Carcassonne (French: [kaʁ.ka.sɔn]; Occitan: Carcassona [kaɾkaˈsunɔ]; Latin: Carcaso) is a French fortified city in the department of Aude, in the region of Occitanie. A prefecture, it has a population of about 50,000.
Inhabited since the Neolithic period, Carcassonne is located in the Aude plain between historic trade routes, linking the Atlantic to the Mediterranean sea and the Massif Central to the Pyrénées. Its strategic importance was quickly recognized by the Romans, who occupied its hilltop until the demise of the Western Roman Empire. In the fifth century, it was taken over by the Visigoths, who founded the city. Its strategic location led successive rulers to expand its fortifications until the Treaty of the Pyrenees in 1659.

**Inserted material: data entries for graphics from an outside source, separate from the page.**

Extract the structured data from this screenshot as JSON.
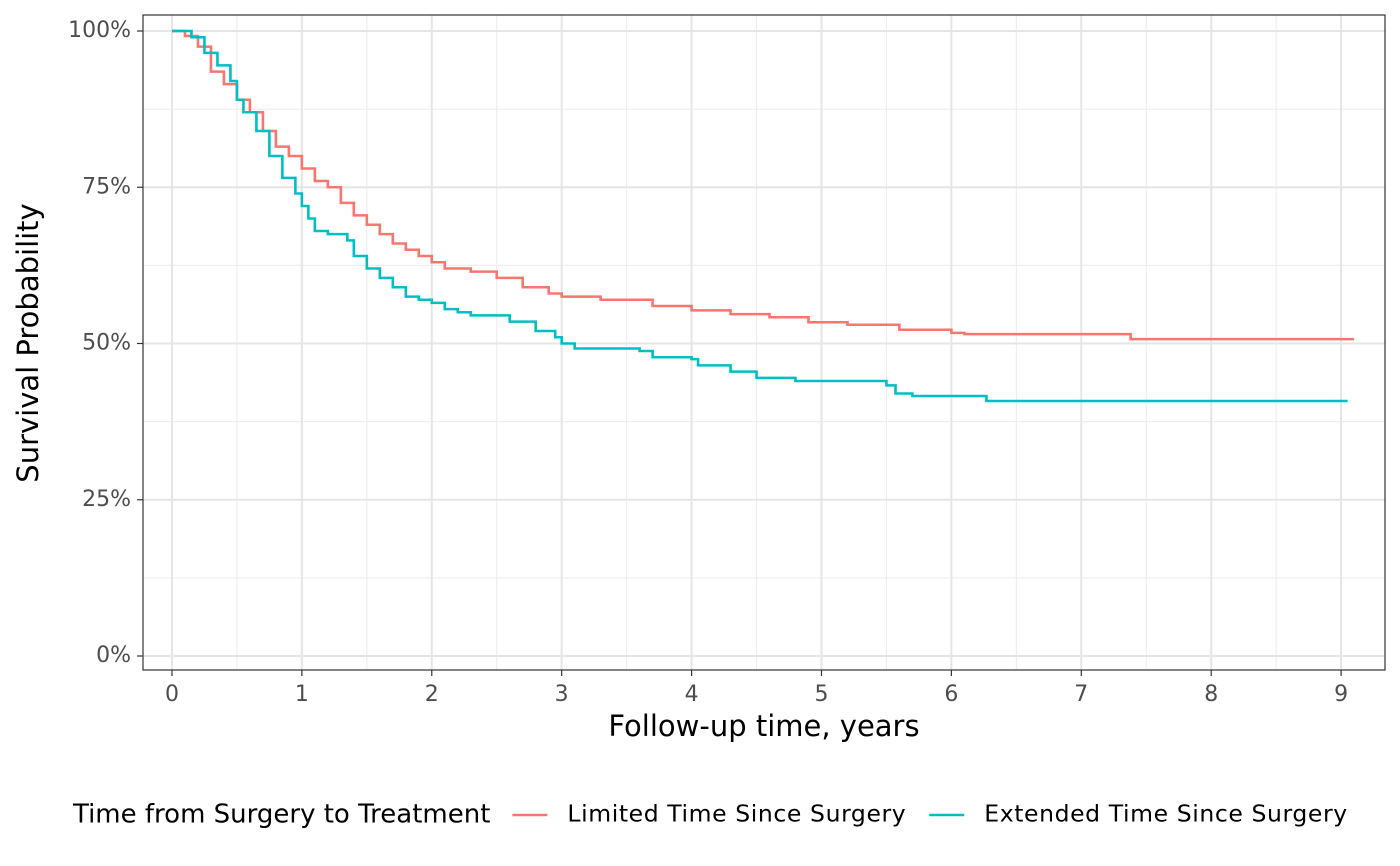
{
  "chart_data": {
    "type": "step",
    "x_label": "Follow-up time, years",
    "y_label": "Survival Probability",
    "xlim": [
      -0.223,
      9.338
    ],
    "ylim": [
      -2.24,
      102.56
    ],
    "xticks": [
      0,
      1,
      2,
      3,
      4,
      5,
      6,
      7,
      8,
      9
    ],
    "yticks": [
      {
        "value": 0,
        "label": "0%"
      },
      {
        "value": 25,
        "label": "25%"
      },
      {
        "value": 50,
        "label": "50%"
      },
      {
        "value": 75,
        "label": "75%"
      },
      {
        "value": 100,
        "label": "100%"
      }
    ],
    "grid": true,
    "legend_title": "Time from Surgery to Treatment",
    "legend_position": "bottom",
    "series": [
      {
        "name": "Limited Time Since Surgery",
        "color": "#f8766d",
        "x": [
          0,
          0.1,
          0.2,
          0.3,
          0.4,
          0.5,
          0.6,
          0.7,
          0.8,
          0.9,
          1.0,
          1.1,
          1.2,
          1.3,
          1.4,
          1.5,
          1.6,
          1.7,
          1.8,
          1.9,
          2.0,
          2.1,
          2.3,
          2.5,
          2.7,
          2.9,
          3.0,
          3.3,
          3.7,
          4.0,
          4.3,
          4.6,
          4.9,
          5.2,
          5.6,
          6.0,
          6.1,
          7.38,
          9.1
        ],
        "values": [
          100,
          99.2,
          97.5,
          93.5,
          91.5,
          89,
          87,
          84,
          81.5,
          80,
          78,
          76,
          75,
          72.5,
          70.5,
          69,
          67.5,
          66,
          65,
          64,
          63,
          62,
          61.5,
          60.5,
          59,
          58,
          57.5,
          57,
          56,
          55.3,
          54.7,
          54.2,
          53.4,
          53,
          52.2,
          51.7,
          51.5,
          50.7,
          50.7
        ]
      },
      {
        "name": "Extended Time Since Surgery",
        "color": "#00bfc4",
        "x": [
          0,
          0.15,
          0.25,
          0.35,
          0.45,
          0.5,
          0.55,
          0.65,
          0.75,
          0.85,
          0.95,
          1.0,
          1.05,
          1.1,
          1.2,
          1.35,
          1.4,
          1.5,
          1.6,
          1.7,
          1.8,
          1.9,
          2.0,
          2.1,
          2.2,
          2.3,
          2.6,
          2.8,
          2.95,
          3.0,
          3.1,
          3.6,
          3.7,
          4.0,
          4.05,
          4.3,
          4.5,
          4.8,
          5.5,
          5.57,
          5.7,
          6.27,
          9.05
        ],
        "values": [
          100,
          99,
          96.5,
          94.5,
          92,
          89,
          87,
          84,
          80,
          76.5,
          74,
          72,
          70,
          68,
          67.5,
          66.5,
          64,
          62,
          60.5,
          59,
          57.5,
          57,
          56.5,
          55.5,
          55,
          54.5,
          53.5,
          52,
          51,
          50,
          49.2,
          48.8,
          47.8,
          47.5,
          46.5,
          45.5,
          44.5,
          44,
          43.3,
          42,
          41.6,
          40.8,
          40.8
        ]
      }
    ]
  }
}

Carcassonne is the largest walled city in Europe (among those that have their defensive wall still intact). Its citadel known as the Cité de Carcassonne, is a medieval fortress dating back to the Gallo-Roman period, and was restored by the ...
theorist and architect Eugène Viollet-le-Duc in 1853. It has been added to the UNESCO list of World Heritage Sites in 1997. Consequently, Carcassonne relies heavily on tourism but also counts manufacture and wine-making as some of its other key economic sectors.